Several rules with respect to QDMTTs are worthy of note:

  • Article 4.3.2(c) of the model rules provides that covered taxes included in the financial accounts of a constituent entity’s direct or indirect constituent entity-owners under a CFC tax regime are allocated to the constituent entity that earned the income giving rise to the CFC inclusion. This rule is turned off for purposes of the QDMTT, with the effect that the QDMTT jurisdiction has the primary right to tax income under the QDMTT arising in its jurisdiction.
  • A QDMTT should contain safe harbors that align with the safe harbors agreed under the GloBE rules, including the transitional CbC safe harbors contained in the December 2022 guidance.
  • A QDMTT need not contain a “substance-based income exclusion” (SBIE) based on payroll and assets in a jurisdiction but, if it does include one, it cannot be more generous (but can be less generous) than the SBIE in the model rules.

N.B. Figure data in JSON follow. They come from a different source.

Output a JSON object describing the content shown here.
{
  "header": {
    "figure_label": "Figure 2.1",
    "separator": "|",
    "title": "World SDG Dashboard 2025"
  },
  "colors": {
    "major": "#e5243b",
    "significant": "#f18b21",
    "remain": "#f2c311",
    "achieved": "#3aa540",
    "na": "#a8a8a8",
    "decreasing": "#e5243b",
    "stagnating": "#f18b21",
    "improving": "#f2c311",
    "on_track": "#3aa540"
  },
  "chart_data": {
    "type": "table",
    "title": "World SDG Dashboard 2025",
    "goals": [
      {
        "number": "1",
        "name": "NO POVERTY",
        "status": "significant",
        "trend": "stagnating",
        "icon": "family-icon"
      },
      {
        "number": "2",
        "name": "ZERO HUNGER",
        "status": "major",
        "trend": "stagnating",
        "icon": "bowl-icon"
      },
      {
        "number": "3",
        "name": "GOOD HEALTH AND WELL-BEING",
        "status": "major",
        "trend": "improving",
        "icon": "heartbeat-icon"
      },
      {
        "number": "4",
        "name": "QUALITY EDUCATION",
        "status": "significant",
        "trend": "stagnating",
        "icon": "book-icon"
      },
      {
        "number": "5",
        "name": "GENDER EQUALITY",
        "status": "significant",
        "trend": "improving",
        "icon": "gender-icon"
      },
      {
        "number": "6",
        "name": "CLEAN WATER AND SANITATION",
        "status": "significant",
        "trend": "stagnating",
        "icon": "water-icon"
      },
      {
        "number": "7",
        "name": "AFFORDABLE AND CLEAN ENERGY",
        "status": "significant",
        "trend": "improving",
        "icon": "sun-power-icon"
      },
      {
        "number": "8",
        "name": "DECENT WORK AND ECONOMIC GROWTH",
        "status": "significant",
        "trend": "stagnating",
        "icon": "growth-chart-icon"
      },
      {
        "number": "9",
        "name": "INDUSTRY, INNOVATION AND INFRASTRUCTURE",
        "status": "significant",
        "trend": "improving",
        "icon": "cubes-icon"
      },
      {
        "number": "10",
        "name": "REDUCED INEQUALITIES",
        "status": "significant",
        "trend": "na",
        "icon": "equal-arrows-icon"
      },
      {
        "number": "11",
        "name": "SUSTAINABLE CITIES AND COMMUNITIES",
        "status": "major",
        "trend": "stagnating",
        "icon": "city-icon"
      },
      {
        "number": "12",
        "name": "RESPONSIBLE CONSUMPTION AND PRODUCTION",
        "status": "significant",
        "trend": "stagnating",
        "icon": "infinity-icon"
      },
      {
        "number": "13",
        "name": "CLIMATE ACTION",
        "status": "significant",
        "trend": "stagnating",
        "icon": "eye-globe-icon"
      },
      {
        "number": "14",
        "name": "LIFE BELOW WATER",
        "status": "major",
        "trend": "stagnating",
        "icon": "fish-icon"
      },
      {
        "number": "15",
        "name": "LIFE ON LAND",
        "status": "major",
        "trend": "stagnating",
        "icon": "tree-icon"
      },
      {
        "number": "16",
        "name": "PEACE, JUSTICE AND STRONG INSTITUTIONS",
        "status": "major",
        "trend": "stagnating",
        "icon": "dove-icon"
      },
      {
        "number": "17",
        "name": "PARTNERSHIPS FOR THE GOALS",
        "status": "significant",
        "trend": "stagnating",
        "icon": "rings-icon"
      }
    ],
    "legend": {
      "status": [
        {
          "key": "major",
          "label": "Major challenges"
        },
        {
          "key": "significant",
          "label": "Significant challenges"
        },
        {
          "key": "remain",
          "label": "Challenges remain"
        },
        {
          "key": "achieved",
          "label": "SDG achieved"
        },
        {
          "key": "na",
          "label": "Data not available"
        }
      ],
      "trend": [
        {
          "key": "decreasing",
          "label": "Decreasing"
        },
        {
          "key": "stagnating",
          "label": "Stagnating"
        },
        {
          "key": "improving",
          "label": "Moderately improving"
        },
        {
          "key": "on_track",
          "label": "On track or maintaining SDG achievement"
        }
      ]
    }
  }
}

Under the model rules, a QDMTT results in a credit against either an IIR or a UTPR. In certain circumstances a credit resulting from the application of the QDMTT may eliminate any further top-up tax under an IIR or a UTPR. That may not always be the case, due in part, for example, to the fact that a QDMTT may be determined by reference to a local financial accounting standard, as opposed to the financial accounting standard of the ultimate parent entity. The administrative guidance explains that the inclusive framework will undertake further work on developing a QDMTT safe harbor, the effect of which would be to eliminate any residual IIR or UTPR when the QDMTT safe harbor applies.

Jurisdictions around the world are moving forward with the adoption of Pillar Two. Most notably, South Korea has passed legislation implementing Pillar Two beginning in 2024. The EU unanimously approved a directive in December 2022 that requires member states to transpose Pillar Two into domestic law by the end of 2023, with an effective date of 2024 for the IIR and 2025 for the UTPR. The UK also has proposed legislation to take effect on the same timeline. Other countries have announced intention to follow suit. Taxpayers should prepare by analyzing whether they may have substantive tax liabilities under the new rules and how they will comply with these new obligations around the world.